Bartlett arborists are trained to evaluate the condition of your trees. They can determine the types of trimming service required to balance your goals and those of managing plant health and safety.

The time to prune might be earlier than you think. One type of pruning that is most frequently overlooked by consumers is structural pruning of young trees.

Trees evolved in forests where they tend to grow straight and lose lower branches due to competition for light. When planted in full sun in the landscape, many species tend to develop multiple stems or leaders. These are more prone to failure.

Lower branches tend to grow at the same rate as the terminal leader. This side branching results in weak attachments that also are likely to fail later in the life of the plant. So care for trees when they are young and growing quickly is critical to ensuring a strong framework for future growth. This practice uses pruning cuts to maintain a dominant stem as a point of origin unless multiple stem "clumps" are desired.

Branches are pruned so their size remains proportional to the stem diameter at their point of attachment. As growth continues, some tree branches are removed to ensure adequate spacing between permanent scaffold limbs. The shape of the tree is maintained to provide a natural open grown form typical of the species.

Bartlett arborists can also develop and maintain formal styles including pollarding, espalier, pleaching, and topiary.
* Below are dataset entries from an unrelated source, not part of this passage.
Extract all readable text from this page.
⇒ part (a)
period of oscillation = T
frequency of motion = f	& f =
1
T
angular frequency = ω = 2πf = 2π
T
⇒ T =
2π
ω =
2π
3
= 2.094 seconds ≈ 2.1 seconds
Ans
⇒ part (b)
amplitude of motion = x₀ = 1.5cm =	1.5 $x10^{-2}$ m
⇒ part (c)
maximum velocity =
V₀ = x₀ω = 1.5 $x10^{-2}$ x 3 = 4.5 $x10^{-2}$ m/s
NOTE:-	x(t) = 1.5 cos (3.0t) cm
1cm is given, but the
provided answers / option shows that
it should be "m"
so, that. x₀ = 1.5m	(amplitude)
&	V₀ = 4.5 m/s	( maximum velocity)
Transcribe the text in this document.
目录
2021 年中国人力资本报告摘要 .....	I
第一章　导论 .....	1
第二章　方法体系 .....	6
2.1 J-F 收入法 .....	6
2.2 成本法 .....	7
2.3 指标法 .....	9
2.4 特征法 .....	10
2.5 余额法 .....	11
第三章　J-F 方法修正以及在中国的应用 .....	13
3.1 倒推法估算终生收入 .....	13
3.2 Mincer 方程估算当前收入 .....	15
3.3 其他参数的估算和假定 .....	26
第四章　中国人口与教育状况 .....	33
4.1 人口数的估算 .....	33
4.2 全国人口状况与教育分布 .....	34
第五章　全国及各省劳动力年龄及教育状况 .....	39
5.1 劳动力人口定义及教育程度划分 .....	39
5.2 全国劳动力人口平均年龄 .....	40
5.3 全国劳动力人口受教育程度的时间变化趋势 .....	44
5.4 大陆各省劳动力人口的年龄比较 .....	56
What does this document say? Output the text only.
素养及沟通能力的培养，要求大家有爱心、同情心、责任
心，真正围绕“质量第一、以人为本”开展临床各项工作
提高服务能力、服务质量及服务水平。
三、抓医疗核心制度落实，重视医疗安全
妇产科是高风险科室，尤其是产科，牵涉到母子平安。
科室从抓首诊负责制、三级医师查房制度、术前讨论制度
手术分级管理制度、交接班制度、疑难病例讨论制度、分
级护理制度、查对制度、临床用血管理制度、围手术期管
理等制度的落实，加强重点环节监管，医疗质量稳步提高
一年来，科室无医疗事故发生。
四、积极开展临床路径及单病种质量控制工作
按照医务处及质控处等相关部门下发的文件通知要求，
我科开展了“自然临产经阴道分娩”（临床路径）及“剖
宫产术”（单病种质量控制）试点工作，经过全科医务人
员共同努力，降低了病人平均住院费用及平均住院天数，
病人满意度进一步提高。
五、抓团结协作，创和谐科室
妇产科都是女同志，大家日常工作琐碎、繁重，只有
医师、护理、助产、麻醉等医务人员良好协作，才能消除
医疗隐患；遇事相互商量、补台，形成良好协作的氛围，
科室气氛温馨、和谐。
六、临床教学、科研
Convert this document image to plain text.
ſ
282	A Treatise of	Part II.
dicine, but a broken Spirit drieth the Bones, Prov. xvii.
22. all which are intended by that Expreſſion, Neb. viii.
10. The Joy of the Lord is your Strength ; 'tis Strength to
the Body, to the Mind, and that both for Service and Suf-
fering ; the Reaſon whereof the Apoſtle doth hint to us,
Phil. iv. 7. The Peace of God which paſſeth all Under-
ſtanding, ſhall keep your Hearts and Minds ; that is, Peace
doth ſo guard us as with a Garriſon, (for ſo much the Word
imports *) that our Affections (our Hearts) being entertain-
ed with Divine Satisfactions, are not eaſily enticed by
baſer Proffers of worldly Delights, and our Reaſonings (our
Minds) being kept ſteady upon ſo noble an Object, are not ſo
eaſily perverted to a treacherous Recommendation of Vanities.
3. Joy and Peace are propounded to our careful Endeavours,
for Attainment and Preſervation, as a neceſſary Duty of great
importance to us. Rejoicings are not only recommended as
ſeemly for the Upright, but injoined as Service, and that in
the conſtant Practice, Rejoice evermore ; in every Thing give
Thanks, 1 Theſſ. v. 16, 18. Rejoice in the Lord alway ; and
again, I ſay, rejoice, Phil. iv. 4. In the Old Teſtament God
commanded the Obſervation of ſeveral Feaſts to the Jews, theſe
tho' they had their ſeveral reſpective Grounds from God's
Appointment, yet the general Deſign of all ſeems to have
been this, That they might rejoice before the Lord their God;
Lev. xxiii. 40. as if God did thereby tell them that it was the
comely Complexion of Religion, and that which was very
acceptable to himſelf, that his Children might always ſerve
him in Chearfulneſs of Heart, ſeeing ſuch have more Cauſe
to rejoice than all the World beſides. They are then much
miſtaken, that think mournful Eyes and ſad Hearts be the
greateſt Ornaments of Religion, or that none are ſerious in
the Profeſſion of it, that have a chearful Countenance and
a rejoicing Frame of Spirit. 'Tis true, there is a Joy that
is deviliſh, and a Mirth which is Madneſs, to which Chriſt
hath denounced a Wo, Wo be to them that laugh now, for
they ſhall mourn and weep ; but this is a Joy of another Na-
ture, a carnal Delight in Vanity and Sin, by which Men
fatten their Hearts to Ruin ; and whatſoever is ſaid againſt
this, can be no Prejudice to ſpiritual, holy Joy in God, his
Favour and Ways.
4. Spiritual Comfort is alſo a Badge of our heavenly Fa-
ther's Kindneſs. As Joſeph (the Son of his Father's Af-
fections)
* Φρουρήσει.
Fruit tree pruning techniques are becoming increasingly popular as more consumers grow fruit bearing plants in their gardens. Vista pruning is judicious removal of branches to enhance a specific view. This is frequently performed for consumers with homes near mountains or the shore.

Shrub Pruning

Shrub Pruning

People are often surprised to learn that Bartlett specializes in pruning shrubs. But if we can routinely prune 75-foot trees, the Rhododendron in your foundation planting is easy in comparison.

Homeowners and landscape professionals often confuse shearing and pruning: they are very different concepts that produce very different results.

Shearing removes a portion of new growth each time it is performed. It produces an artificial shape rather than the natural form of the plant. Shearing produces a formal appearance with a dense outer shell of foliage with little growth on interior portions of the crown. Because only a portion of the new growth is removed, the plant continues to grow larger each year. Over time, it can out-grow its space.

Pruning removes older growth as well as new shoots. Because cuts are made deeper into the crown, the plant has a "looser" informal and natural appearance that can be maintained according to the plant species or variety. Because pruning removes some older branches, a specific size can be maintained for the space allotted for them.

Shearing is appropriate for formal gardens and for hedges. However for individual plants pruning is the better technique to sustain plant health and appearance over time.